La scène se déroule dans ses champs d’oliviers, près de Naplouse, en Cisjordanie occupée. « Ils nous ont fait s’asseoir dans l’herbe, nous ont volé huit récolteuses, qui coûtent 4 000 dollars chacune, et environ 250 kg d’olives destinées à faire de l’huile, d’une valeur de plus de 2 000 dollars », dit-il. « Mais nous allons bien, grâce à Dieu », finit-il par soupirer d’un air las.
250 attaques en Cisjordanie
Ghassan al-Najjar a l’habitude. Burin, son village perché sur des collines arables, est pris en étau entre trois colonies israéliennes. Depuis des décennies, il est régulièrement la cible d’attaques, de confiscations et de destructions.
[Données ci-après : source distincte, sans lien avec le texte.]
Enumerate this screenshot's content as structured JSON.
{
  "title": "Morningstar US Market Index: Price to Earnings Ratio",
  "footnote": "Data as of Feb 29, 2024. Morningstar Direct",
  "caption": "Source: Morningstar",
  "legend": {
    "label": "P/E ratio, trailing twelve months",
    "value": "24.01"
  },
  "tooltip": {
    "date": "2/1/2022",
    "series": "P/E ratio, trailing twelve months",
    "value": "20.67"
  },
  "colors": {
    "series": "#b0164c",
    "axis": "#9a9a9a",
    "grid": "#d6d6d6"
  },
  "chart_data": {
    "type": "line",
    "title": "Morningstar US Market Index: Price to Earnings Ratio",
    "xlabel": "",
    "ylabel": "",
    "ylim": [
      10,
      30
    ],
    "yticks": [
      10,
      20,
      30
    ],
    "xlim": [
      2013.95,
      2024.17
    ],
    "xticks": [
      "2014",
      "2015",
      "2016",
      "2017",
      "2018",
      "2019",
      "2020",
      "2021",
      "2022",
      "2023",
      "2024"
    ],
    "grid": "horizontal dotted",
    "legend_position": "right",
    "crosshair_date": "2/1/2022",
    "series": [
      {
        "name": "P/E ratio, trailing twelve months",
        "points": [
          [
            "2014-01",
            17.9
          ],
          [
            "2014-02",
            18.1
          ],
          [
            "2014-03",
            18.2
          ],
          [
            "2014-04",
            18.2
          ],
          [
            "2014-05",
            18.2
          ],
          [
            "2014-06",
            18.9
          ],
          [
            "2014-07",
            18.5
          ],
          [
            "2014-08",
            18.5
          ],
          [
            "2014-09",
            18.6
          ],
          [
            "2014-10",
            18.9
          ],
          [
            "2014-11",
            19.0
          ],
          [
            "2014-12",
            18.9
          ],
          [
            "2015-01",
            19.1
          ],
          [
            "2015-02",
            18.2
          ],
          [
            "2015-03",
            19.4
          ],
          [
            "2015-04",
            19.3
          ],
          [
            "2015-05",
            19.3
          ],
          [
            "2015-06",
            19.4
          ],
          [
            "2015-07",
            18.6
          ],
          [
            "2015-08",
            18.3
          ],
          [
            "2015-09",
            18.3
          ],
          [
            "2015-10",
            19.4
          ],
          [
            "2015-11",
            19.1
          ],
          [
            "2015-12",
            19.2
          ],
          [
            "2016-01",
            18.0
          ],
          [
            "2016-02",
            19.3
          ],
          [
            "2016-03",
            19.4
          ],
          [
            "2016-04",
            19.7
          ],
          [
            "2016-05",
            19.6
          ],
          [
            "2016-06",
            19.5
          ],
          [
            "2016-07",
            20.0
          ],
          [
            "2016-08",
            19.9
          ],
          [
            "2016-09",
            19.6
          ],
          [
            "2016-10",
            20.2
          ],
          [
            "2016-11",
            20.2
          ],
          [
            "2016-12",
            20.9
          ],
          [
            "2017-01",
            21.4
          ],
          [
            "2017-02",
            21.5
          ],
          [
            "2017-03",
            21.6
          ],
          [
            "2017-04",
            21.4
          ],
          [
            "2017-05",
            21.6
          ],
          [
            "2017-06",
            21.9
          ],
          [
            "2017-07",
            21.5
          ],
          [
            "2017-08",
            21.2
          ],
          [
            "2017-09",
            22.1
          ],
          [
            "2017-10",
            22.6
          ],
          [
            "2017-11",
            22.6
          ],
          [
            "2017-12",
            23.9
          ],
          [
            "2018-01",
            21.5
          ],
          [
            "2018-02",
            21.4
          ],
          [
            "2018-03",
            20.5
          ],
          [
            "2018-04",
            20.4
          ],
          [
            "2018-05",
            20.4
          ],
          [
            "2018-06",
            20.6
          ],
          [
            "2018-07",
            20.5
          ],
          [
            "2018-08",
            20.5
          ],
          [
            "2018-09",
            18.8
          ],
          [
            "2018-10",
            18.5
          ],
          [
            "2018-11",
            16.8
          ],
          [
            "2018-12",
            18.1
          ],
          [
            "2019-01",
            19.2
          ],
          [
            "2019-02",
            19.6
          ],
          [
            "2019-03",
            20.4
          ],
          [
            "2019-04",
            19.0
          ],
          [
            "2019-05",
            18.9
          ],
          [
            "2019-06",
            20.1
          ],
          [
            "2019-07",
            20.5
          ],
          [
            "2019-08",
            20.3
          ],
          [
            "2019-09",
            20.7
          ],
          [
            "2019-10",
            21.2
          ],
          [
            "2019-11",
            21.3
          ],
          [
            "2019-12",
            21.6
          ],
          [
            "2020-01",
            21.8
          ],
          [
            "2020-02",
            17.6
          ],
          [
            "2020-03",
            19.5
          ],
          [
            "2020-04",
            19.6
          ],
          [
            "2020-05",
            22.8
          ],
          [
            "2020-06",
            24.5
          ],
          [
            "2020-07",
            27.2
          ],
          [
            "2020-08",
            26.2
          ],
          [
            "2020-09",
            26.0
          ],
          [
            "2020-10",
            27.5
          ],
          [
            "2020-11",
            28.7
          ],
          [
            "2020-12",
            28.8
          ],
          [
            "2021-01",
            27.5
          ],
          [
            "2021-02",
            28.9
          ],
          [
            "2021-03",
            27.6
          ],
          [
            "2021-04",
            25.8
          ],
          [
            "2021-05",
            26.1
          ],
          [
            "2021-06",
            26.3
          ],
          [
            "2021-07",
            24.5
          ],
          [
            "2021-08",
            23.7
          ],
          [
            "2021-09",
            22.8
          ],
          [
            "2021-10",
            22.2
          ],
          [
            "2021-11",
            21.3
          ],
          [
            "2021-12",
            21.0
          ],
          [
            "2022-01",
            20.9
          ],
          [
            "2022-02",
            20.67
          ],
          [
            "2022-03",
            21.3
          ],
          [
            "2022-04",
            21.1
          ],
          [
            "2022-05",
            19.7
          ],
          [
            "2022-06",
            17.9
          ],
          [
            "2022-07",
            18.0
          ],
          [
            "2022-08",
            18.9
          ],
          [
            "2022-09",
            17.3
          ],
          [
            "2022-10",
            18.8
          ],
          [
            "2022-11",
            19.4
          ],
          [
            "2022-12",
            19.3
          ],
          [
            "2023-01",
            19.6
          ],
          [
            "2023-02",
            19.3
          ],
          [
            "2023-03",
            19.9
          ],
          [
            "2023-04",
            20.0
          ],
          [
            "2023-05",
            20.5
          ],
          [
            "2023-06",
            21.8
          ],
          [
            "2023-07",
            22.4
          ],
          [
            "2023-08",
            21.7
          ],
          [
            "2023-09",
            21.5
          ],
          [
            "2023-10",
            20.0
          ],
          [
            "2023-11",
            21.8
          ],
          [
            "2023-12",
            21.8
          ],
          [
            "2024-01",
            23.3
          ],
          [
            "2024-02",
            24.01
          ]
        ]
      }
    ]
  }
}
Mais depuis l’opération « Déluge d’al-Aqsa » du Hamas, qui a fait 1 200 morts en Israël, les actes de vengeance des colons et soldats contre les Palestiniens sont en hausse constante.
L’ONU a recensé plus de 250 attaques, plus d’un millier de familles expulsées, ainsi qu’un total de 200 Palestiniens tués en Cisjordanie — en plus des 15 000 à Gaza. « On est passés de l’apartheid à un génocide », affirme l’agriculteur, faisant écho aux propos d’ONG palestiniennes, israéliennes et internationales qui accusent Israël de ségréguer les Palestiniens en Cisjordanie, voire de pratiquer un nettoyage ethnique.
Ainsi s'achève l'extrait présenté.